Know your budget. How can you decide how much to lean in to this or that? How much to prioritize this or that? By having a good handle on your expense budget. That’s the hard-and-fast reality that you need to reckon with when you are making informed, strategic decisions.

However rough the economic outlook gets, you still need revenue—and that means you still need to make investments in fundraising. And knowing where and how best to allocate your financial resources is critical . . . which means knowing where you anticipate money coming from (and how that’s going to change) and what it’s going to cost to help that money come in (and how that’s going to change).

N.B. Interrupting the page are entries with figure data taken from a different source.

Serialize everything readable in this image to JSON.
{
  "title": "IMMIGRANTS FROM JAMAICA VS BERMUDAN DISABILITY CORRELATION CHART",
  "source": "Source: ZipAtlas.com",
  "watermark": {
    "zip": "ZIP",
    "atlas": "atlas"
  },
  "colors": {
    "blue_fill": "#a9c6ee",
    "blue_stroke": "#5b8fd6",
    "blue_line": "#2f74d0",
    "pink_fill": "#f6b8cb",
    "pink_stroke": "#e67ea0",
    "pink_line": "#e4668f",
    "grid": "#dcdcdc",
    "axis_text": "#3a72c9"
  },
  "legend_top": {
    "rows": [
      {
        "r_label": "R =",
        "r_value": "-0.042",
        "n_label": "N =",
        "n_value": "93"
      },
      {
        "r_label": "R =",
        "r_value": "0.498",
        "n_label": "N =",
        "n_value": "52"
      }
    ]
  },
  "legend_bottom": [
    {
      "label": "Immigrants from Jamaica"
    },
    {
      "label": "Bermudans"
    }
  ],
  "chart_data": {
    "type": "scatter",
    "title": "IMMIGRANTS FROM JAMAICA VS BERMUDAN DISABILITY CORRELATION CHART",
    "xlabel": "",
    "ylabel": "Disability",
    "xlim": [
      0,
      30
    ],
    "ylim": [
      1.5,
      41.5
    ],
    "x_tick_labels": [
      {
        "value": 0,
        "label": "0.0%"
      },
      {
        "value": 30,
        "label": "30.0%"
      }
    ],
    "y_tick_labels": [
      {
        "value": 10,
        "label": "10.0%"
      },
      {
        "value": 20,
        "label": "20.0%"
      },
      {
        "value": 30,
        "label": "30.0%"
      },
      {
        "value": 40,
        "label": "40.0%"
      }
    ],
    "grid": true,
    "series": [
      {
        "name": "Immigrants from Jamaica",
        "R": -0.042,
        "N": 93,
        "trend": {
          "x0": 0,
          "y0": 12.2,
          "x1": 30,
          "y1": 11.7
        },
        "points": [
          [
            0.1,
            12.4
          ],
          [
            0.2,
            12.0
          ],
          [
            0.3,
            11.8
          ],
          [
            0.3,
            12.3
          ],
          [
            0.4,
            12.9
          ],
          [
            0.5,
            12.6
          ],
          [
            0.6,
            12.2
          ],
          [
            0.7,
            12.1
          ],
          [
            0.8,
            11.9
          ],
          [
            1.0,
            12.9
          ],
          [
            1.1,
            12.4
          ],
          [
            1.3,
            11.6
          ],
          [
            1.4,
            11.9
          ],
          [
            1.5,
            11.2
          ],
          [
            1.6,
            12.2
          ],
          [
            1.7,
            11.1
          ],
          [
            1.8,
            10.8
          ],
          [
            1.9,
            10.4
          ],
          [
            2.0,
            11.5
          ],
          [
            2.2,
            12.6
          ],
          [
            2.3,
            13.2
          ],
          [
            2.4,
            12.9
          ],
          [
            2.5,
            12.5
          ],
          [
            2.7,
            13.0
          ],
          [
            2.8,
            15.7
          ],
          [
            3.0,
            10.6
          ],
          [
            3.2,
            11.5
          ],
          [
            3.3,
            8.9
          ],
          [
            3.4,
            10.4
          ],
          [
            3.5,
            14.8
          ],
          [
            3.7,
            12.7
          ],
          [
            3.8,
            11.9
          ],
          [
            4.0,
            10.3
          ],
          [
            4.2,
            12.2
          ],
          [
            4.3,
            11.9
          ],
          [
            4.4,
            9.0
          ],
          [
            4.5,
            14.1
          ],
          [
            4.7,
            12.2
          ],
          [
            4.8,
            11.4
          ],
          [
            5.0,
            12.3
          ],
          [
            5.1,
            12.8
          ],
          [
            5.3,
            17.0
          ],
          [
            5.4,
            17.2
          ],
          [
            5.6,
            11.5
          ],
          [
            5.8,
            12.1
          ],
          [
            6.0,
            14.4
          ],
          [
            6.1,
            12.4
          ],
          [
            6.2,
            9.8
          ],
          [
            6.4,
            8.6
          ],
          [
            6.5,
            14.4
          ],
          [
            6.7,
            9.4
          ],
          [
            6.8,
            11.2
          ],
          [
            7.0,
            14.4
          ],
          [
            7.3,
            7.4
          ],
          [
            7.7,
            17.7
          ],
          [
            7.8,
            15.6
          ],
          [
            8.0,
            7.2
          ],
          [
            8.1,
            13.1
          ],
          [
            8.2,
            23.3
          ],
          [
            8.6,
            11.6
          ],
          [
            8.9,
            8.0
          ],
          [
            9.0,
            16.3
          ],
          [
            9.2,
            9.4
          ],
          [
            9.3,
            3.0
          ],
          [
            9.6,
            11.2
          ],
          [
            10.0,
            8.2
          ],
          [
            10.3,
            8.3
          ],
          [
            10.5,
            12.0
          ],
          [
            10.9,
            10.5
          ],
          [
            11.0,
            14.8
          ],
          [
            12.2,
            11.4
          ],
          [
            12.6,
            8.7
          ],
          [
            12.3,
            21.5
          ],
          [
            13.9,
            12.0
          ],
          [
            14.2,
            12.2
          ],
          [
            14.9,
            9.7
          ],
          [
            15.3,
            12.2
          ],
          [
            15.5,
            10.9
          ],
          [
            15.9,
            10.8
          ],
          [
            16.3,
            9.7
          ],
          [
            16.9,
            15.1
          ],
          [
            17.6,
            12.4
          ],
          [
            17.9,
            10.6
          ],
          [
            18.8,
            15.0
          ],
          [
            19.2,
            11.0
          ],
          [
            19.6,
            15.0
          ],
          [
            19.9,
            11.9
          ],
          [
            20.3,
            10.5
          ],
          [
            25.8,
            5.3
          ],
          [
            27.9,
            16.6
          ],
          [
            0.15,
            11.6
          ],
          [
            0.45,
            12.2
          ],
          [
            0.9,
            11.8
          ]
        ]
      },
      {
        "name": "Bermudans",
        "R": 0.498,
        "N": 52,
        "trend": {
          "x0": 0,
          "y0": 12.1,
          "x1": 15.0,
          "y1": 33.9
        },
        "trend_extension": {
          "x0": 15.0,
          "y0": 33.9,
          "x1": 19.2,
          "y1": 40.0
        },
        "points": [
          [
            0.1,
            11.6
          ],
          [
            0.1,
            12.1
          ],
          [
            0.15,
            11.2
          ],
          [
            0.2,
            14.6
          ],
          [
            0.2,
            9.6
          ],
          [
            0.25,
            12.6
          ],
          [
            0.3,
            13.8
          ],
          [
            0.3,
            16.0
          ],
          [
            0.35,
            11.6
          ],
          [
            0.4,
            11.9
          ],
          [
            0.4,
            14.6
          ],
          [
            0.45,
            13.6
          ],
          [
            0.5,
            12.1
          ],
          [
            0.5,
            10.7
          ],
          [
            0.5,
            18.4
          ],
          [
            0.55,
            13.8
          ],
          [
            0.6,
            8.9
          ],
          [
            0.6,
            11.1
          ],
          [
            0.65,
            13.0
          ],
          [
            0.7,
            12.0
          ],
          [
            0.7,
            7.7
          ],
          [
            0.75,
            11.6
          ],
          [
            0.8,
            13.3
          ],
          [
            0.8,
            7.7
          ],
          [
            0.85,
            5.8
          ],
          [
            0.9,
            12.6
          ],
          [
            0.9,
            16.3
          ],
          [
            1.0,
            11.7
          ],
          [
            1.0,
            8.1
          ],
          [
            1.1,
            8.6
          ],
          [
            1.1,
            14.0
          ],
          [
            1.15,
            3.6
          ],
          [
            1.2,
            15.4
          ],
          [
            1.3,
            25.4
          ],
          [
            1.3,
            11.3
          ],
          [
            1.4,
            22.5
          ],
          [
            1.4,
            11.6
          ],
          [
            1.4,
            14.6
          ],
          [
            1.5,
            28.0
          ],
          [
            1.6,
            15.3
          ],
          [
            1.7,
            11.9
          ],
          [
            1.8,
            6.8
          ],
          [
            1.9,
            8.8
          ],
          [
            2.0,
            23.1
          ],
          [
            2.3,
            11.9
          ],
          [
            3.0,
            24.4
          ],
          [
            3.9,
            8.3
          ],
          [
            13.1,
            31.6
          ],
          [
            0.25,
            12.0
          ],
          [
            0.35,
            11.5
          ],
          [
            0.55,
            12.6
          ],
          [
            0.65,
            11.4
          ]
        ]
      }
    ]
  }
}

If you don’t have that written down, there’s no time like the present. Lean on your staff to help put together these projections for an informed—and nimble—outlook on the year ahead.

Final thoughts. Coming out of COVID and the related lockdowns, donors are much more accustomed to using video meetings. Instead of doing a donor trip and spending $1,000+ on hotels, car rentals, and plane tickets, you might want to set up a meaningful Zoom meeting with them. If you were going to take them out to dinner or have a drink, maybe send them a bottle of wine to enjoy with you over Zoom. There’s no substitute for an in-person connection, but donors will also appreciate your thrift when times are tough.

Still engage, but do so more smartly and more economically.

In short, don’t avoid the hard work of slowing down, looking at your plans and planned investments, and making adjustments. And remember: this is the time for tweaking—use a scalpel, not a butcher knife.

That kind of focus will pay off when the economy inevitably recovers.